A team of around 20 specialists from the institute's neurosurgery, neuro-anaesthesia and plastic surgery department besides a Japanese expert were involved in the procedure.

A series of investigations, including multiple MRIs, CT scans, and angiograms, were carried out on the twins to see to what extent the veins in their brains are fused and whether surgery was feasible.

The 27-month-old twins were shifted to AIIMS on July 13.

Meanwhile, the Odisha government today said it would seek the assistance of a specialist doctor from the US for the second phase of surgery on the conjoined twins.

"The health condition of the twins is stable. The government is now planning to engage a specialist doctor from the USA for the second phase of operation," state health and family welfare minister P K Jena told reporters here.
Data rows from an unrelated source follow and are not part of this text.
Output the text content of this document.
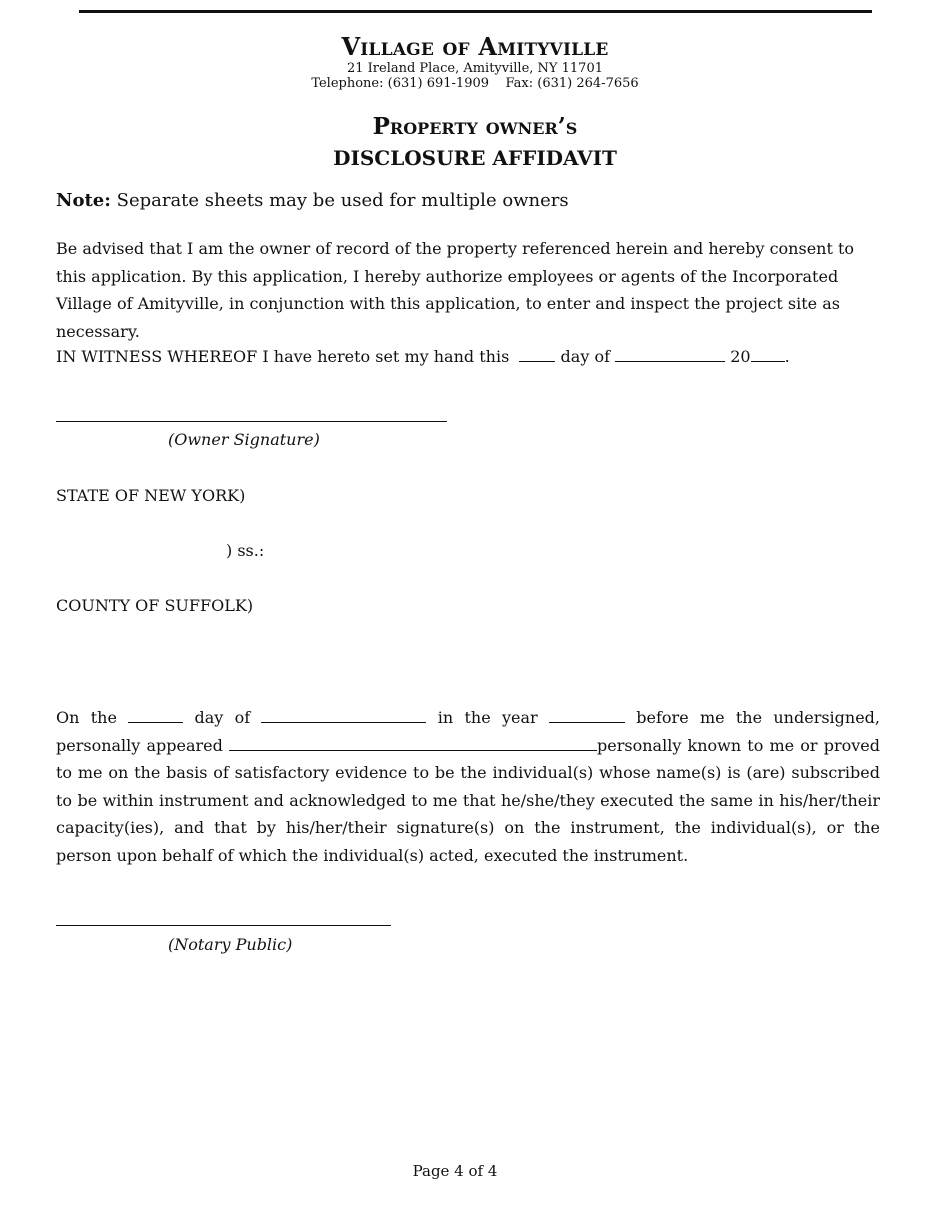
Village of Amityville
21 Ireland Place, Amityville, NY 11701
Telephone: (631) 691-1909 Fax: (631) 264-7656
Property owner’s
DISCLOSURE AFFIDAVIT
Note: Separate sheets may be used for multiple owners
Be advised that I am the owner of record of the property referenced herein and hereby consent to this application. By this application, I hereby authorize employees or agents of the Incorporated Village of Amityville, in conjunction with this application, to enter and inspect the project site as necessary.
IN WITNESS WHEREOF I have hereto set my hand this	day of	20 .
(Owner Signature)
STATE OF NEW YORK)
) ss.:
COUNTY OF SUFFOLK)
On the	day of	in the year	before me the undersigned, personally appeared	personally known to me or proved to me on the basis of satisfactory evidence to be the individual(s) whose name(s) is (are) subscribed to be within instrument and acknowledged to me that he/she/they executed the same in his/her/their capacity(ies), and that by his/her/their signature(s) on the instrument, the individual(s), or the person upon behalf of which the individual(s) acted, executed the instrument.
(Notary Public)
Page 4 of 4
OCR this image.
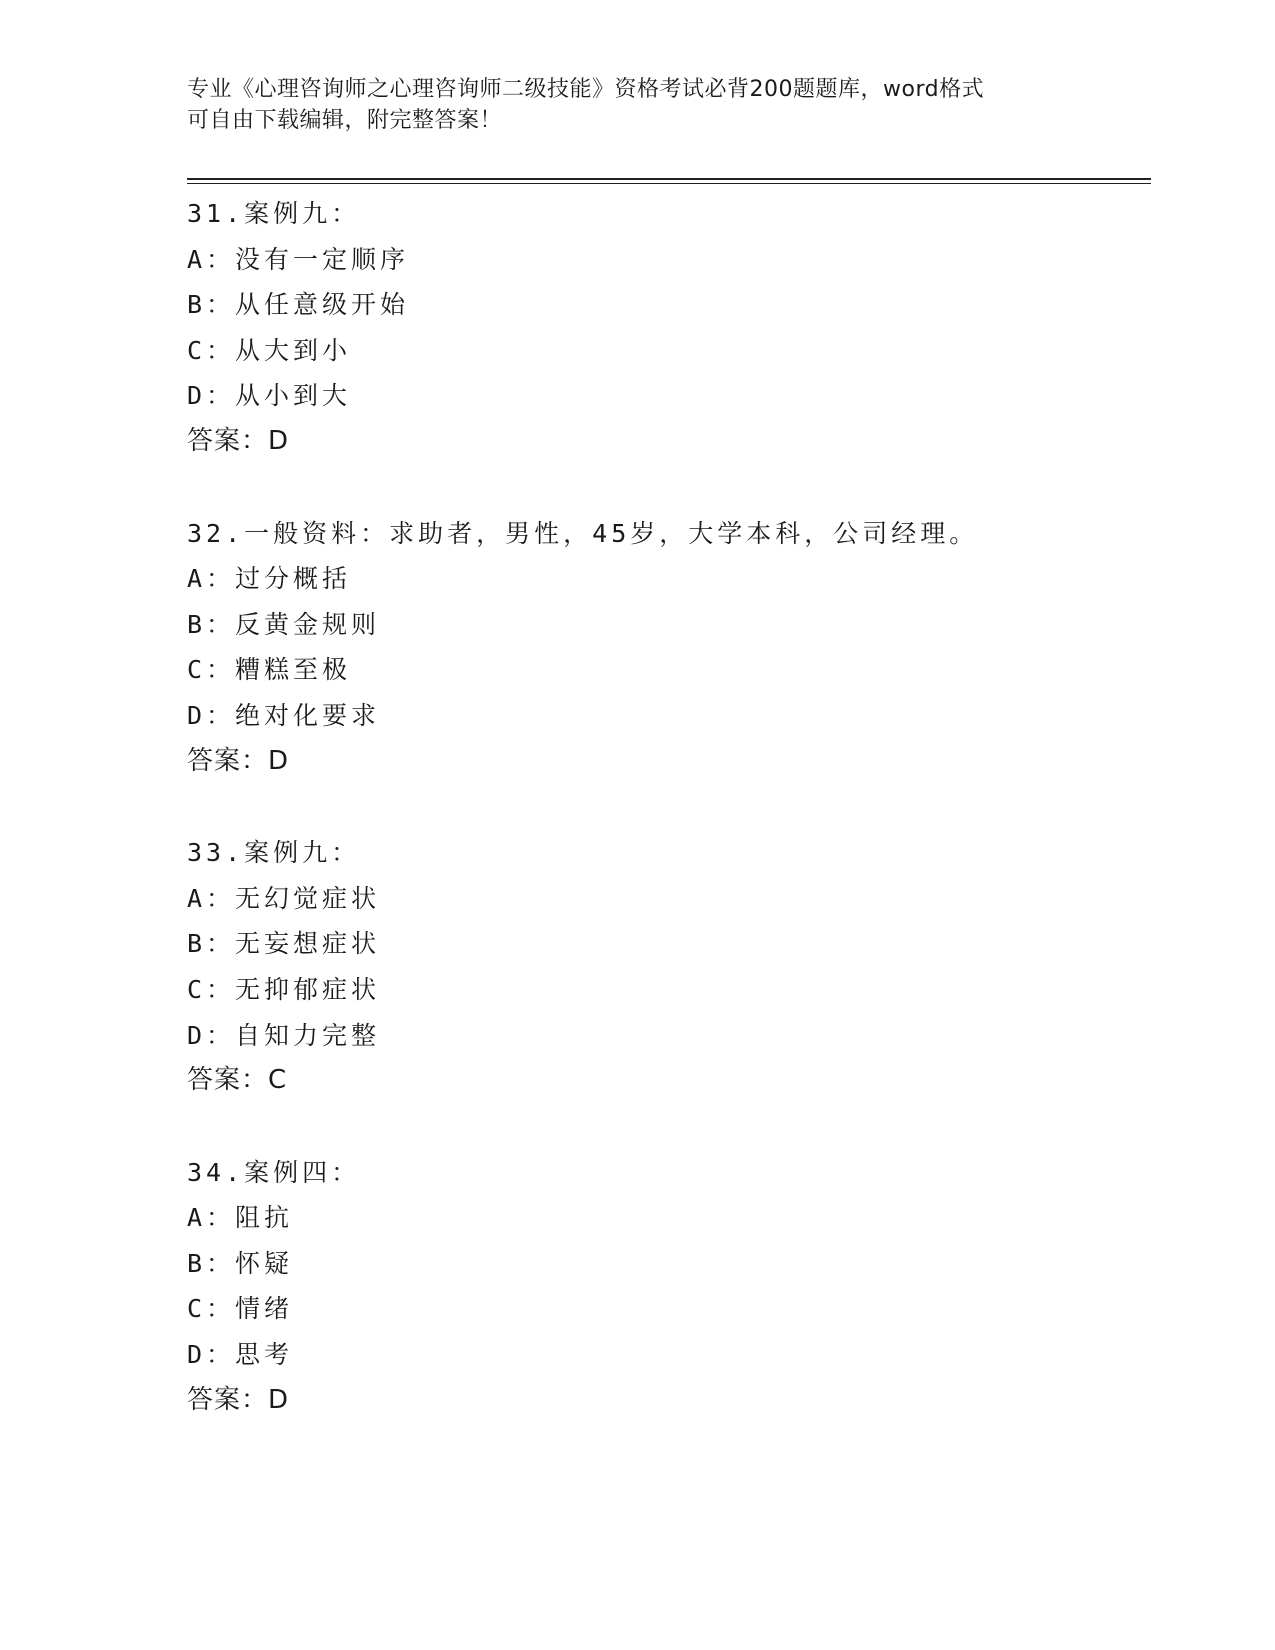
专业《心理咨询师之心理咨询师二级技能》资格考试必背200题题库，word格式
可自由下载编辑，附完整答案！
31.案例九：
A：没有一定顺序
B：从任意级开始
C：从大到小
D：从小到大
答案：D
32.一般资料：求助者，男性，45岁，大学本科，公司经理。
A：过分概括
B：反黄金规则
C：糟糕至极
D：绝对化要求
答案：D
33.案例九：
A：无幻觉症状
B：无妄想症状
C：无抑郁症状
D：自知力完整
答案：C
34.案例四：
A：阻抗
B：怀疑
C：情绪
D：思考
答案：D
AIIMS, New Delhi neurosurgery department professor Ashok Mohapatra told the news agency's reporter in Bhubaneswar over phone that the twins have been kept on ventilation as the doctors are careful against any kind of infection.

Chief Minister Naveen Patnaik had yesterday tweeted "I join the people of Odisha in prayer for success of surgery and new life for the conjoined twins fondly called Jaga-Balaia. Jai Jagannath."
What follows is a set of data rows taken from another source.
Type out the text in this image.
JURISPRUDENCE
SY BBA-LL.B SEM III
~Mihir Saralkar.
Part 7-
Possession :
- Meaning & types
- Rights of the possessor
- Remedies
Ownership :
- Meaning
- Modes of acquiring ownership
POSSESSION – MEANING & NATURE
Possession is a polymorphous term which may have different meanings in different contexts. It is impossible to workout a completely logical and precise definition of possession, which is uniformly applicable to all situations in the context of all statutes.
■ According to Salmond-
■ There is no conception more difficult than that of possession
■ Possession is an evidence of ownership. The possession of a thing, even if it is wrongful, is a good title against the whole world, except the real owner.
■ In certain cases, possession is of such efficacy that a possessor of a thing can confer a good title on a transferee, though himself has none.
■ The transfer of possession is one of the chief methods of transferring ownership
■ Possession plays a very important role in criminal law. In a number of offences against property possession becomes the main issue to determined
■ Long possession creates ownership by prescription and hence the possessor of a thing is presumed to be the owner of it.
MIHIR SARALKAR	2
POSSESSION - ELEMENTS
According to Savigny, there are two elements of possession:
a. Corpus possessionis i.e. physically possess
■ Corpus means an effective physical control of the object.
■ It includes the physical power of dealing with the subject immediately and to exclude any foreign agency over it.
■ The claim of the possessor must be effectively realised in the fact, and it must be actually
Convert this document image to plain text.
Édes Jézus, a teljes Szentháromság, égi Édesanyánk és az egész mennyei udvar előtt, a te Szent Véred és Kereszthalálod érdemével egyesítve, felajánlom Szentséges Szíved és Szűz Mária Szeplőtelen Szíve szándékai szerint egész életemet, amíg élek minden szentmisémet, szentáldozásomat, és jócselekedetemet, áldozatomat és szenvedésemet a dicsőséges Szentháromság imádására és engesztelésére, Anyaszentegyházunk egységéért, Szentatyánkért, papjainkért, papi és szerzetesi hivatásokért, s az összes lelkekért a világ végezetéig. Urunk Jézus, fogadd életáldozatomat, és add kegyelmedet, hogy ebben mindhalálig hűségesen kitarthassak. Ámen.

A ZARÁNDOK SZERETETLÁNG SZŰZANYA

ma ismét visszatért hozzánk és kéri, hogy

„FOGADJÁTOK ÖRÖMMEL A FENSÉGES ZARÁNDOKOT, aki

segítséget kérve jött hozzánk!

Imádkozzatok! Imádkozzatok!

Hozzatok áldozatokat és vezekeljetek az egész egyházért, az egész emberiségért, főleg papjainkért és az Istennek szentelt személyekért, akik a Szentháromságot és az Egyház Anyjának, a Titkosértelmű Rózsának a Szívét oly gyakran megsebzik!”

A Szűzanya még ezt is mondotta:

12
Earlier, Patnaik had sanctioned Rs one crore from the Chief Minister's Relief Fund for the surgery on the conjoined twins.

"We pray the God for the successful separation of their heads. The children are in ventilator. We wish for their speedy recovery," said Pushpanjali Kanhara and Bhuiya Kanhara, the parents of Jaga-Balia.

Deepak Gupta, professor of neurosurgery, had said the twins suffer from the condition which afflicts one in 30 lakh children, of which 50 per cent die either at birth or within 24 hours.

Surgery is feasible only on 25 per cent of the survivors while the rest continue to live with the condition.

"Also, there is less than a 20 per cent chance of survival among those who undergo this surgery. Such operations are extremely challenging," he had said.